Михаил Артемьевич не знал, что вскоре после взятия Киева в одном из его штабных вагонов собралась группа большевиков и приняла решение: послать делегатов к Ленину — доложить о муравьевском стиле командования.

Не ведал он и о полученном следственной комиссией письме председателя ВЧК Дзержинского, где говорилось;

«О Муравьеве комиссия наша неоднократно получала сведения как о вредном для Советской власти командующем. Обвинения сводились к тому, что худший враг наш не мог бы нам столько вреда принести, сколько он принес своими кошмарными расправами, расстрелами, самодурством, предоставлением солдатам права грабежа городов и сел. Все это он проделывал от имени нашей Советской власти, восстанавливая против нас все население. Грабежи и насилия — это была его сознательная военная тактика, которая, давая нам мимолетный успех, несла в результате поражение и позор…»
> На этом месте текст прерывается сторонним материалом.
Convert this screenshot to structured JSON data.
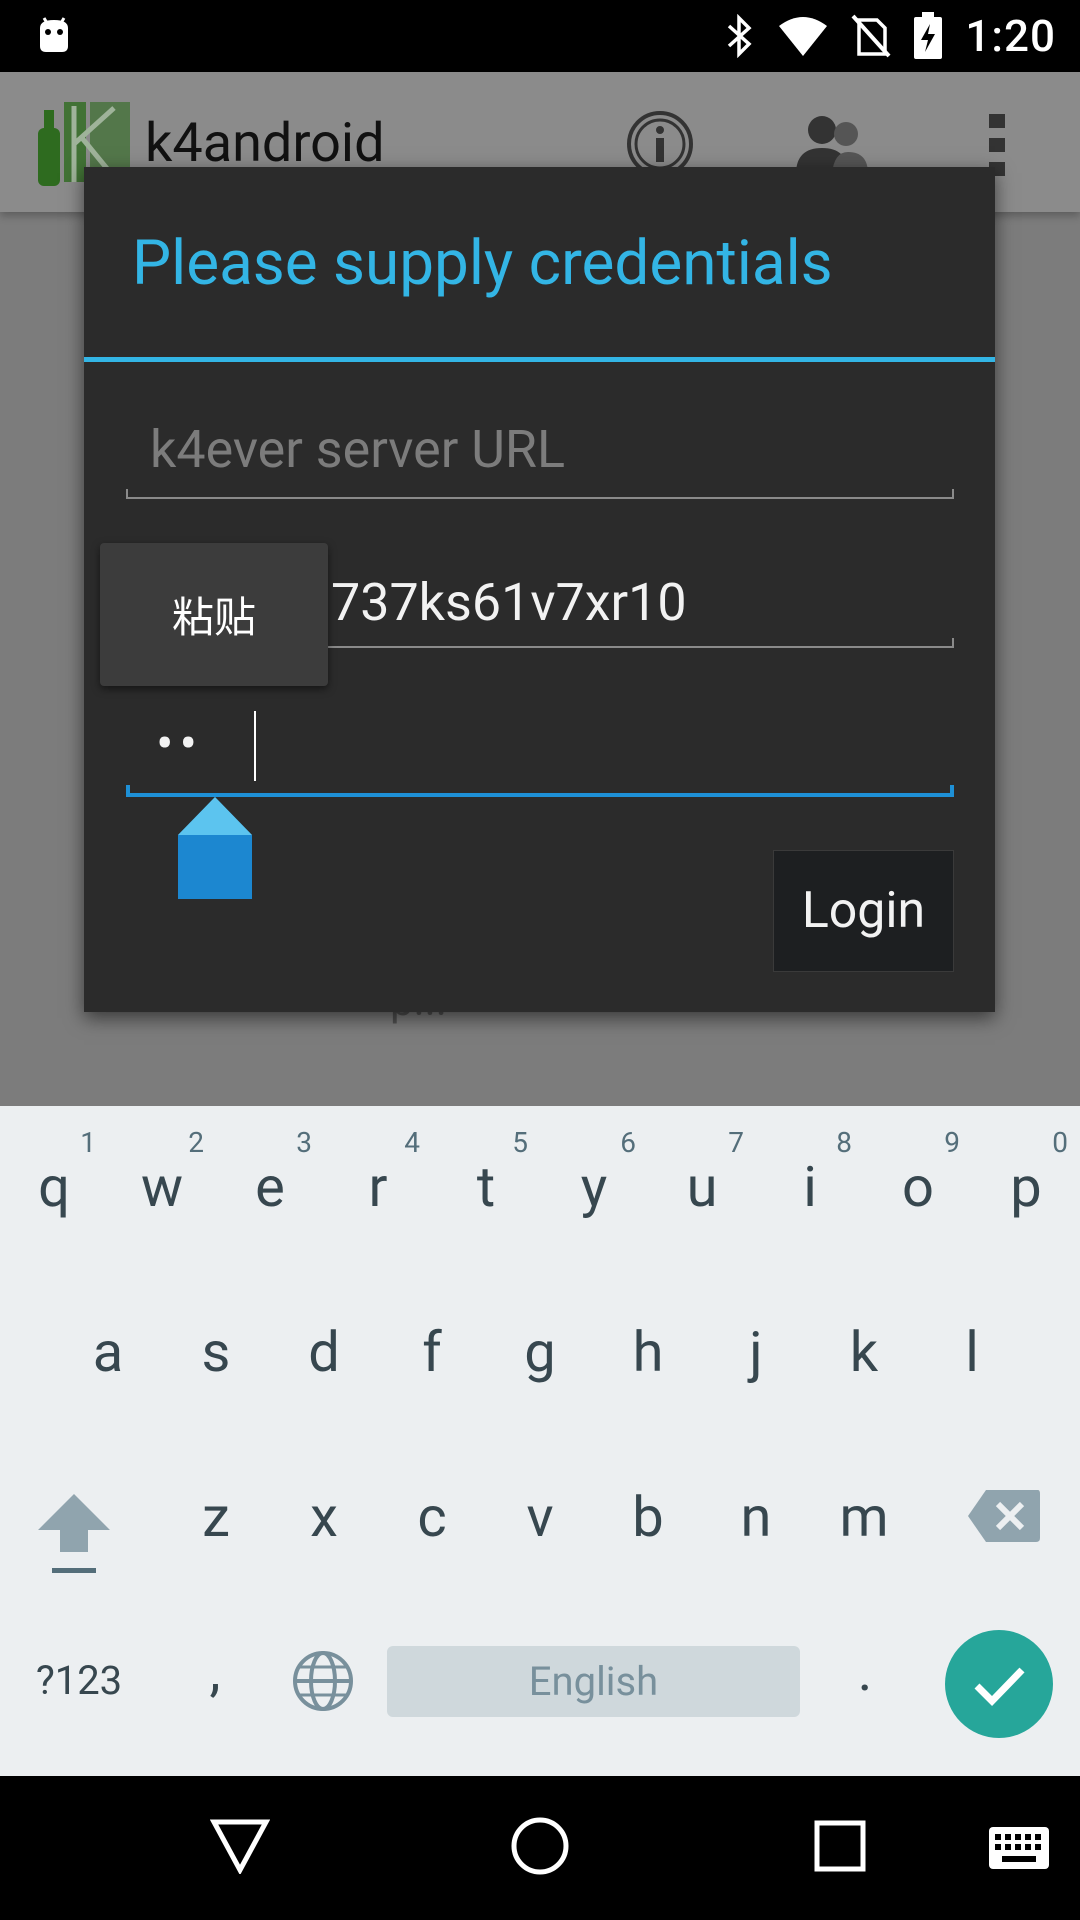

Михаил Артемьевич не читал этого письма, но все содержащиеся в нем обвинения от следователя слышал.

Что было делать? Что мог он предпринять в создавшемся положении, на что надеяться? Одна была надежда, последняя. На своих товарищей по партии, на левых эсеров. Неужели они отдадут без боя такую фигуру, как Муравьев?

И надежда оправдалась. Узнав о случившемся, начали хлопотать. За дело живо и энергично принялся левый эсер Александрович, используя свое положение заместителя председателя ВЧК. Упор делался на боевые заслуги Муравьева, на неосознанность допущенных им ошибок и тому подобное. Был еще порох в пороховницах у левых эсеров! Сообща вызволили Михаила Артемьевича.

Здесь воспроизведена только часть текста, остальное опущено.